Simulation of pyrite oxidation in fresh mine tailings under near-neutral conditions

Sulphidic residual products from ore processing may produce acid rock drainage, when exposed to oxygen and water. Predictions of the magnitude of ARD and sulphide oxidation rates are of great importance in mine planning because they can be used to minimize or eliminate ARD and the associated economic and environmental costs. To address the lack of field data of sulphide oxidation rate in fresh sulphide-rich tailings under near-neutral conditions, determination and simulation of the rate was performed in pilot-scale at Kristineberg, northern Sweden. The quality of the drainage water was monitored, along with oxygen and carbon dioxide concentrations. The chemical composition of the solid tailings was also determined.
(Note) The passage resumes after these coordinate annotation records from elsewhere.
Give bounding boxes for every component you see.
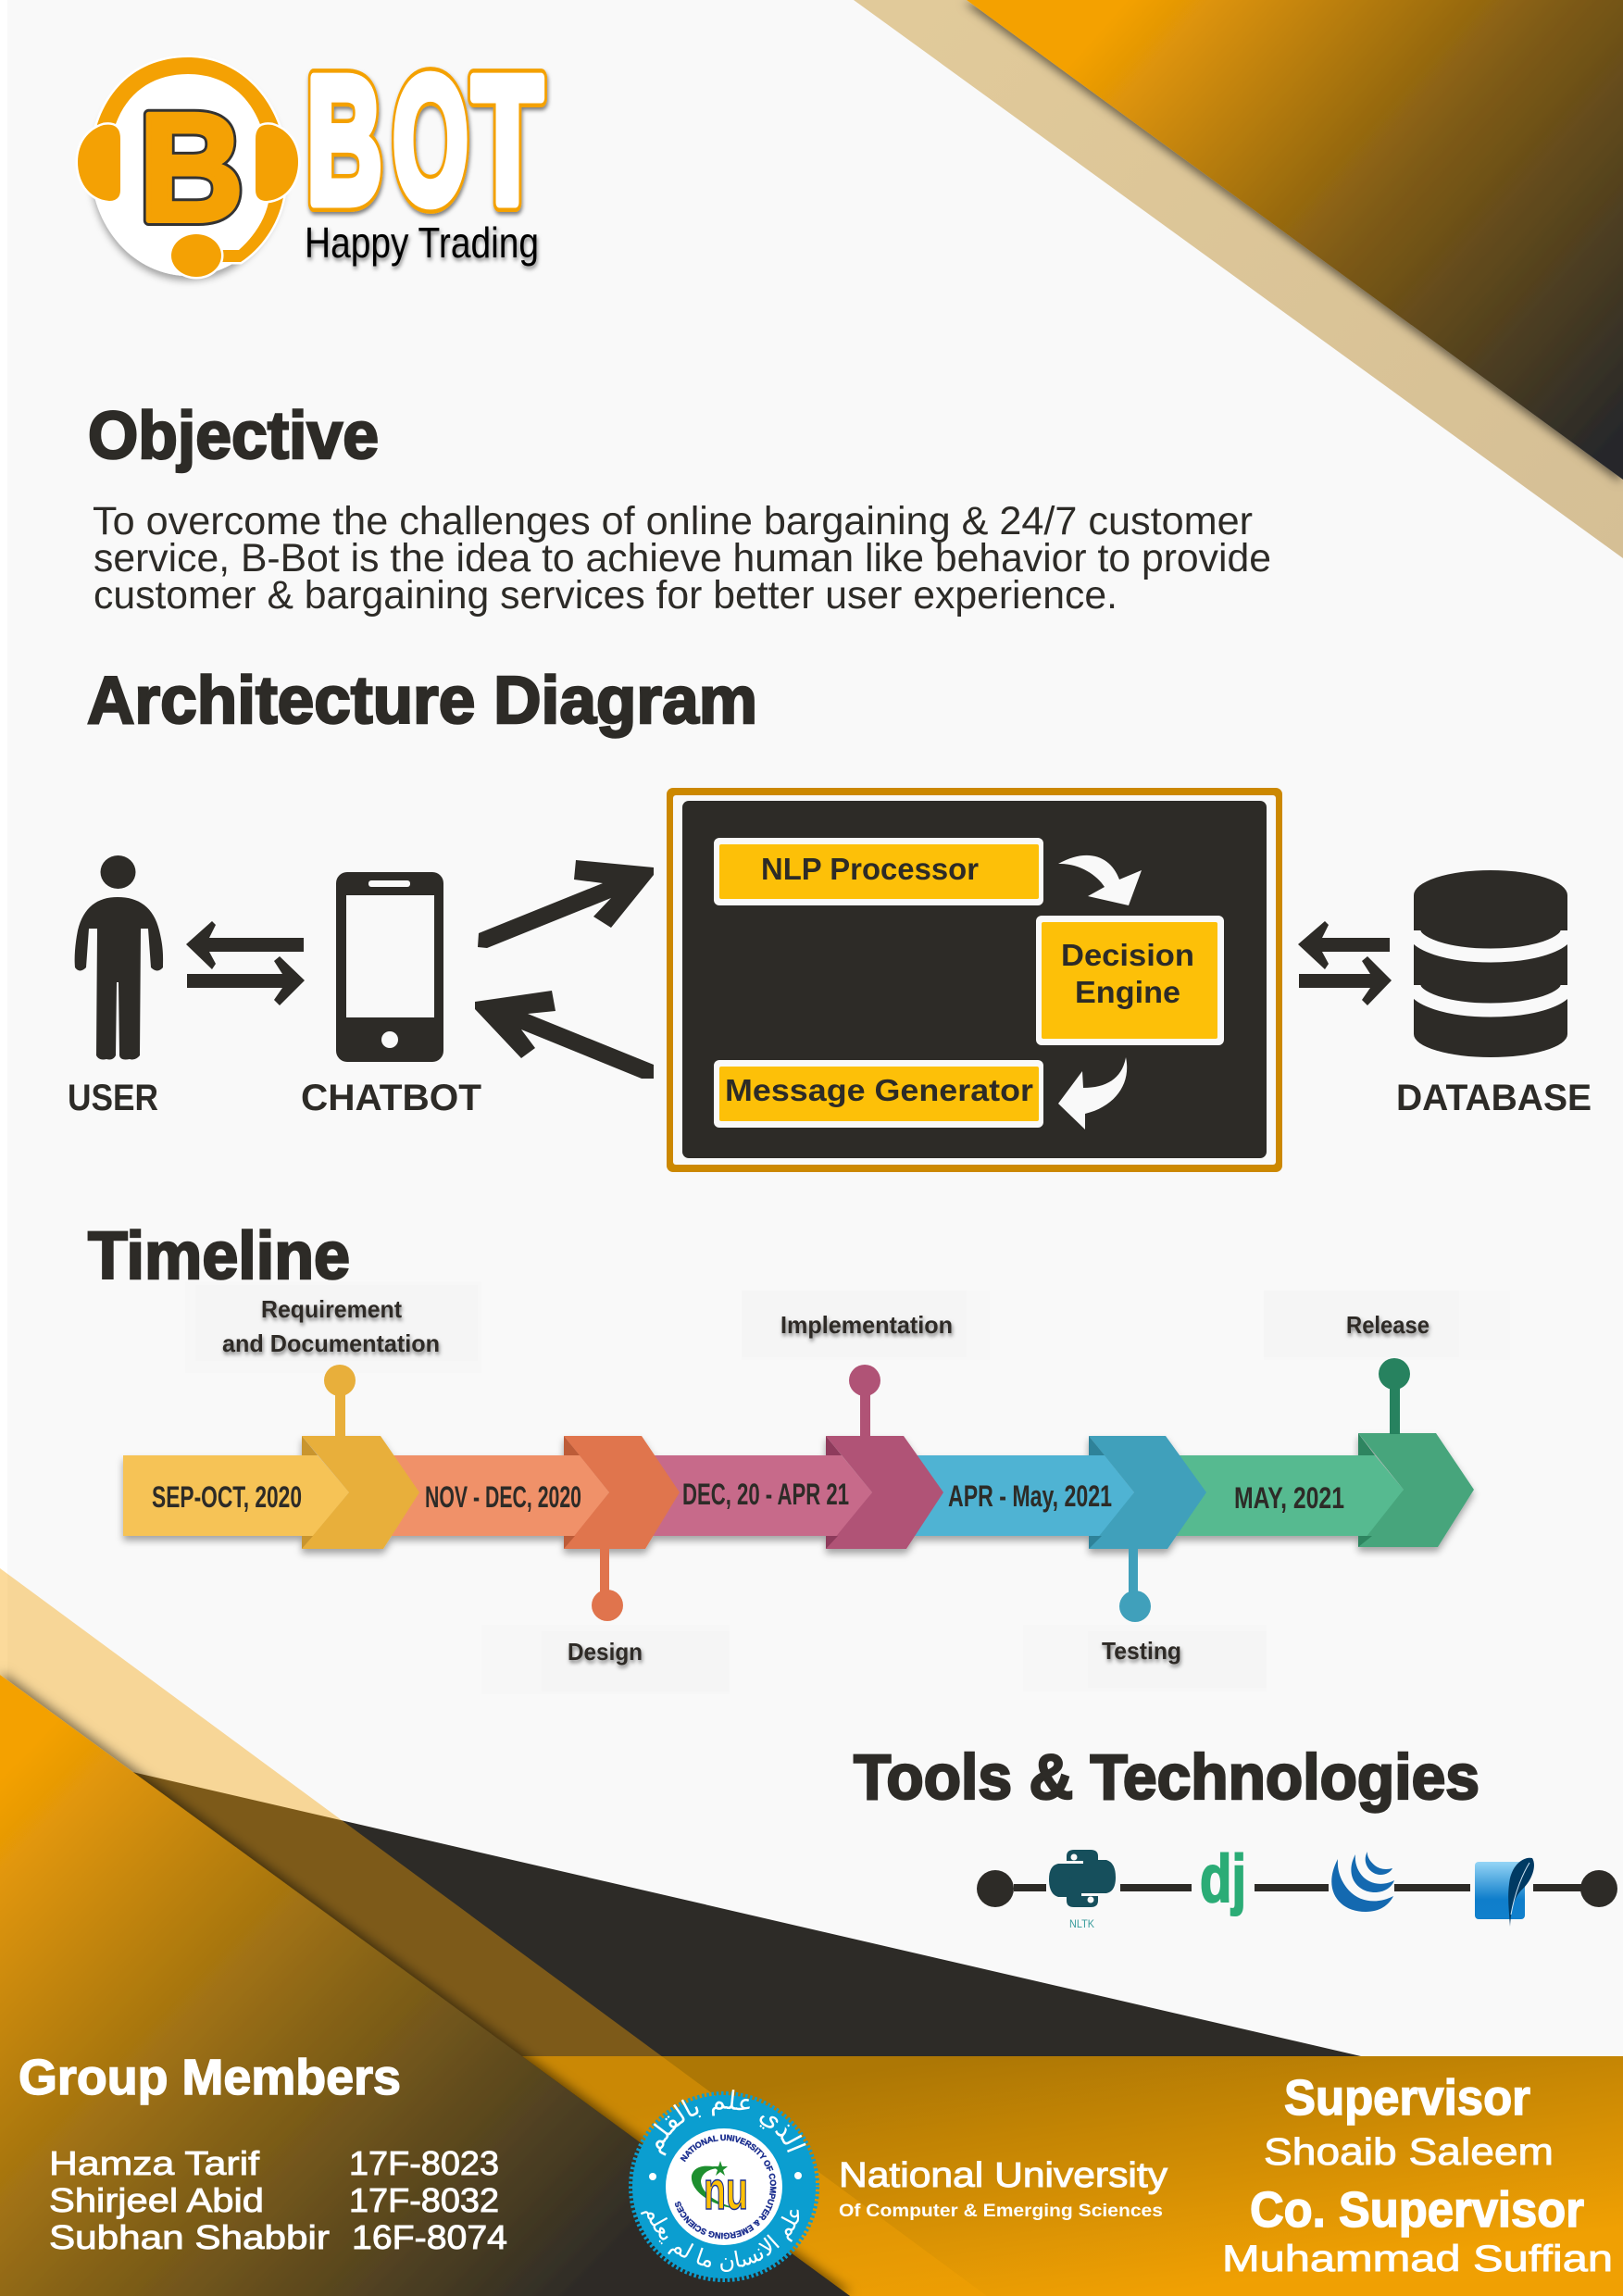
member: Shirjeel Abid: 17F-8032 [349, 2181, 499, 2219]
label: USER: USER [68, 1078, 158, 1118]
text block: objective description: customer & bargaining services for better user experience. [94, 573, 1117, 618]
member: Hamza Tarif [49, 2144, 499, 2182]
heading: Supervisor: Supervisor [1284, 2070, 1530, 2126]
top right corner decoration [854, 0, 1623, 558]
member: Shirjeel Abid: Shirjeel Abid [49, 2181, 264, 2219]
logo wordmark BOT: T [472, 39, 543, 242]
pin: release [1379, 1358, 1410, 1434]
icon: headset and B letter: B [139, 82, 243, 254]
milestone labels: and Documentation [222, 1329, 440, 1357]
university seal [629, 2090, 819, 2282]
text block: objective description: service, B-Bot is the idea to achieve human like behavior to provide [94, 536, 1271, 580]
member: Hamza Tarif: 17F-8023 [349, 2144, 499, 2182]
member: Subhan Shabbir: Subhan Shabbir [49, 2218, 330, 2256]
band labels: SEP-OCT, 2020 [152, 1480, 302, 1514]
logo: B-Bot headset [78, 39, 543, 277]
faint label panels [185, 1281, 1510, 1694]
timeline chart [123, 1281, 1510, 1694]
logo wordmark BOT [306, 39, 543, 242]
milestone labels: Testing [1102, 1637, 1181, 1665]
pin: testing [1119, 1549, 1151, 1622]
icon: python NLTK: NLTK [1069, 1917, 1094, 1930]
logo wordmark BOT: O [393, 39, 468, 242]
label: DATABASE: DATABASE [1396, 1078, 1592, 1118]
icon: python NLTK [1049, 1850, 1116, 1930]
university name: Of Computer & Emerging Sciences [839, 2202, 1163, 2221]
band labels: MAY, 2021 [1234, 1481, 1344, 1515]
university seal: NATIONAL UNIVERSITY OF COMPUTER & EMERGING SCIENCES [674, 2135, 776, 2239]
panel: core engine [667, 788, 1282, 1172]
milestone labels: Implementation [780, 1311, 953, 1339]
heading: Architecture Diagram: Architecture Diagram [87, 664, 757, 738]
box: Decision Engine: Decision [1061, 938, 1194, 972]
icon: database [1414, 870, 1567, 1057]
arrows: user to chatbot [186, 921, 305, 1005]
university name [839, 2156, 1167, 2221]
logo wordmark BOT: O [393, 39, 468, 242]
milestone labels: Requirement [261, 1295, 402, 1323]
university seal: الذي علم بالقلم [654, 2090, 806, 2156]
university name: National University [839, 2156, 1167, 2195]
arrow: decision to message [1058, 1057, 1127, 1129]
text block: objective description [93, 499, 1271, 618]
bottom decoration shapes [0, 1568, 1623, 2296]
box: Message Generator: Message Generator [725, 1073, 1033, 1107]
arrow: NLP to decision [1058, 855, 1142, 905]
architecture diagram [68, 788, 1592, 1172]
pin: implementation [849, 1365, 880, 1437]
band labels [152, 1478, 1344, 1515]
logo tagline: Happy Trading [305, 218, 539, 267]
arrows: core to database [1298, 921, 1392, 1005]
box: Decision Engine [1036, 916, 1224, 1045]
member: Shirjeel Abid [49, 2181, 499, 2219]
supervisors [1222, 2070, 1613, 2279]
icon: jquery [1331, 1852, 1394, 1912]
heading: Timeline: Timeline [88, 1219, 350, 1293]
icon: django: dj [1200, 1842, 1246, 1916]
logo wordmark BOT: B [306, 39, 382, 242]
band labels: DEC, 20 - APR 21 [682, 1478, 849, 1511]
arrow: core to chatbot [475, 991, 654, 1079]
logo wordmark BOT: T [472, 39, 543, 242]
icon: chatbot phone [336, 872, 443, 1062]
heading: Tools & Technologies: Tools & Technologies [854, 1741, 1479, 1813]
band labels: NOV - DEC, 2020 [425, 1480, 581, 1514]
university seal: nu [704, 2161, 748, 2221]
milestone labels: Release [1346, 1311, 1429, 1339]
arrow: chatbot to core [478, 860, 654, 948]
university seal: علم الانسان ما لم يعلم [641, 2209, 800, 2272]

The field data were compared to predictions from simulations of pyrite oxidation using a 1-D numerical model. The simulations' estimates of the amount of Fe and S released over a seven year period (52 kg and 178 kg, respectively) were in reasonably good agreement with those obtained by analysing the tailings (34 kg and 155 kg, respectively). The discrepancy is probably due to the formation of secondary precipitates such as iron hydroxides and gypsum; which are not accounted for in the model. The observed mass transport of Fe and S (0.05 and 1.0 kg per year, respectively) was much lower than expected on the basis of the simulations and the core data. Neutralization reactions involving carbonates in the tailings result in a near-neutral pH at all depths except at the oxidation front (pH < 5), indicating that the dissolution of carbonates was too slow for the acid to be neutralized, which instead neutralized deeper down in the tailings. This was also indicated by the reduced abundance of solid Ca at greater depths and the high levels of carbon dioxide both of which are consistent with the dissolution of carbonates. It could be concluded that the near-neutral pH in the tailings has no decreasing effect on the rate of sulphide oxidation, but does reduce the concentrations of dissolved elements in the drainage water due to the formation of secondary minerals. This means that sulphide oxidation rates may be underestimated if determined from drainage alone.